Published online by Cambridge University Press: 05 November 2012
This chapter provides a high-level summary of the state of knowledge regarding observations, processes and models of climate, terrestrial ecosystems and the global carbon cycle. We focus strongly on observations (at various timescales, including palaeo timescales as appropriate), and what can be learned from their interpretation in the light of the established principles of climate science and terrestrial ecosystem science. The field is very broad and therefore we have had to be highly selective. We discuss aspects pertinent to understanding recent and contemporary changes in climate and the global carbon cycle, with emphasis on the terrestrial component.
Observing and studying climate
Background and history of climate science
Like the weather, everyone has an interest in climate and knows something about it. Climate is generally understood as ‘average weather’. By definition, climate cannot change from year to year; but it can (and does) change over decades and centuries.
Until the 1970s, the study of climate was largely descriptive. The data were concentrated in certain regions, and often anecdotal. Nonetheless, as Lamb (1982) and others described, these data already showed the existence of a great deal of variability in climate on many timescales, and that this variability has had a pervasive impact on human societies.
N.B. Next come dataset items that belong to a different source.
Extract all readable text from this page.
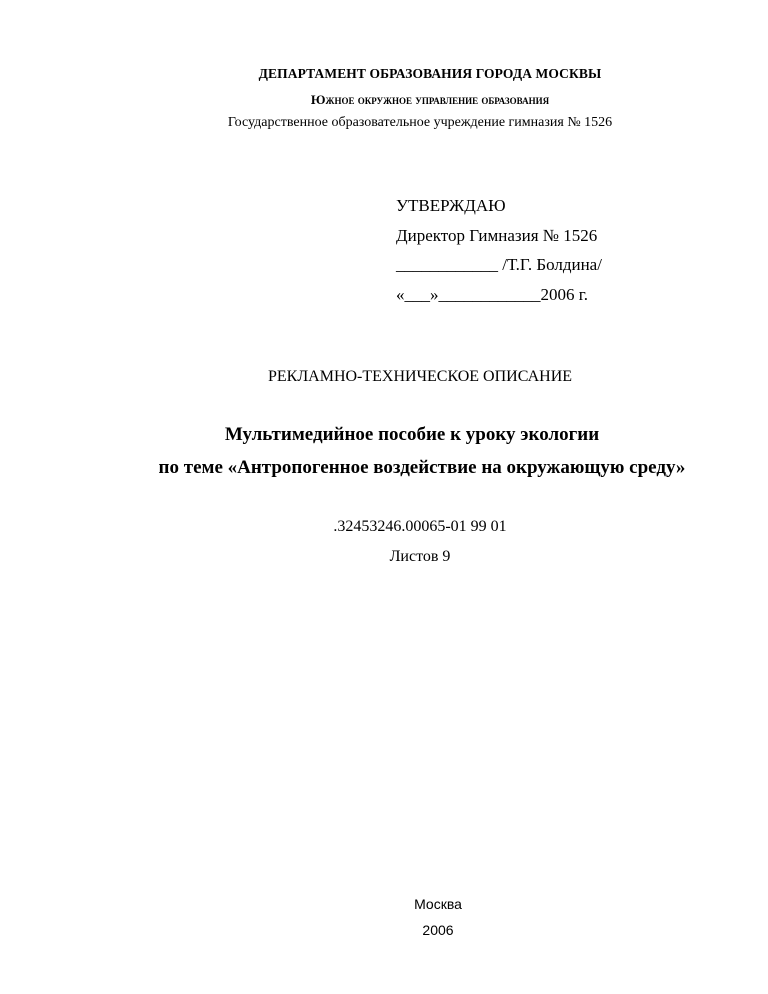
ДЕПАРТАМЕНТ ОБРАЗОВАНИЯ ГОРОДА МОСКВЫ
Южное окружное управление образования
Государственное образовательное учреждение гимназия № 1526
УТВЕРЖДАЮ
Директор Гимназия № 1526
____________ /Т.Г. Болдина/
«___»____________2006 г.
РЕКЛАМНО-ТЕХНИЧЕСКОЕ ОПИСАНИЕ
Мультимедийное пособие к уроку экологии
по теме «Антропогенное воздействие на окружающую среду»
.32453246.00065-01 99 01
Листов 9
Москва
2006
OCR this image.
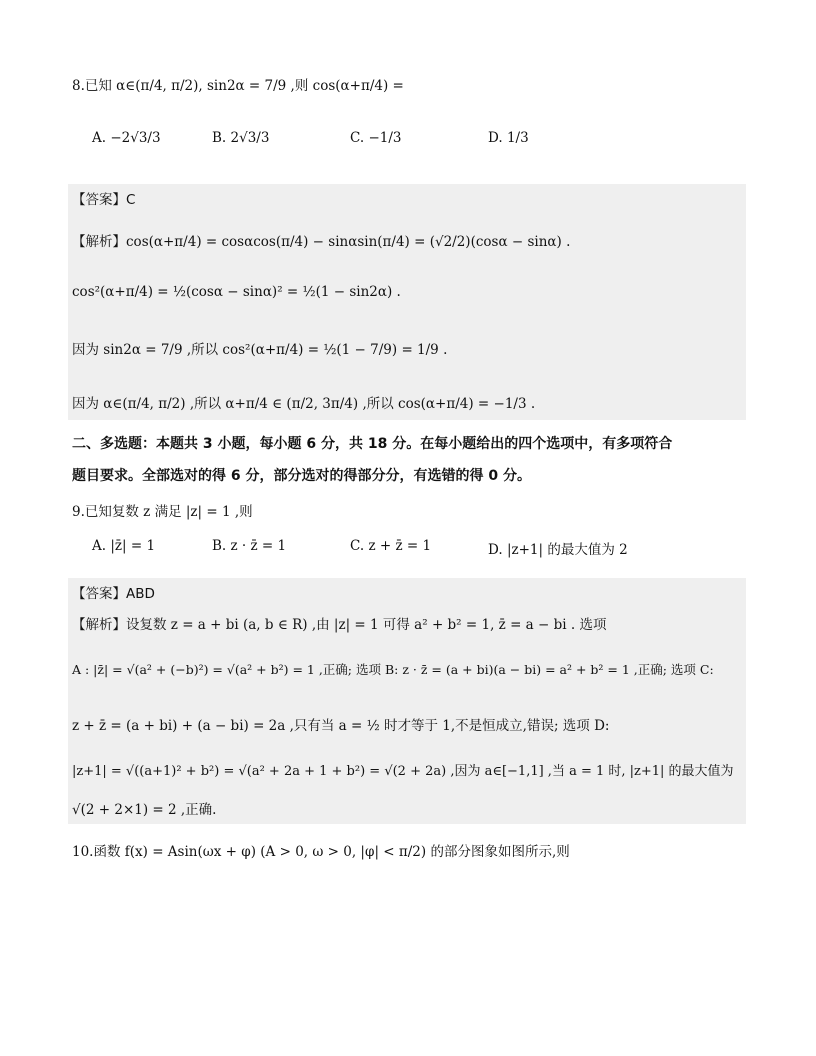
8.已知 α∈(π/4, π/2), sin2α = 7/9 ,则 cos(α+π/4) =
A. −2√3/3	B. 2√3/3	C. −1/3	D. 1/3
【答案】C
【解析】cos(α+π/4) = cosαcos(π/4) − sinαsin(π/4) = (√2/2)(cosα − sinα) .
cos²(α+π/4) = ½(cosα − sinα)² = ½(1 − sin2α) .
因为 sin2α = 7/9 ,所以 cos²(α+π/4) = ½(1 − 7/9) = 1/9 .
因为 α∈(π/4, π/2) ,所以 α+π/4 ∈ (π/2, 3π/4) ,所以 cos(α+π/4) = −1/3 .
二、多选题：本题共 3 小题，每小题 6 分，共 18 分。在每小题给出的四个选项中，有多项符合
题目要求。全部选对的得 6 分，部分选对的得部分分，有选错的得 0 分。
9.已知复数 z 满足 |z| = 1 ,则
A. |z̄| = 1	B. z · z̄ = 1	C. z + z̄ = 1	D. |z+1| 的最大值为 2
【答案】ABD
【解析】设复数 z = a + bi (a, b ∈ R) ,由 |z| = 1 可得 a² + b² = 1, z̄ = a − bi . 选项
A : |z̄| = √(a² + (−b)²) = √(a² + b²) = 1 ,正确; 选项 B: z · z̄ = (a + bi)(a − bi) = a² + b² = 1 ,正确; 选项 C:
z + z̄ = (a + bi) + (a − bi) = 2a ,只有当 a = ½ 时才等于 1,不是恒成立,错误; 选项 D:
|z+1| = √((a+1)² + b²) = √(a² + 2a + 1 + b²) = √(2 + 2a) ,因为 a∈[−1,1] ,当 a = 1 时, |z+1| 的最大值为
√(2 + 2×1) = 2 ,正确.
10.函数 f(x) = Asin(ωx + φ) (A > 0, ω > 0, |φ| < π/2) 的部分图象如图所示,则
Climate also has a dominant effect on ecosystems. The patterns of terrestrial biomes, from dense tropical forests to high-latitude and mountain tundra and deserts, reflect spatial patterns of average temperature and rainfall and show that climate has had a profound role in shaping the ecology and evolution of land plants. Relationships between vegetation and climate formed the basis for Köppen’s (1918) classification of world climates, which allowed climate to be inferred from vegetation at a time when direct climate observations were sparse.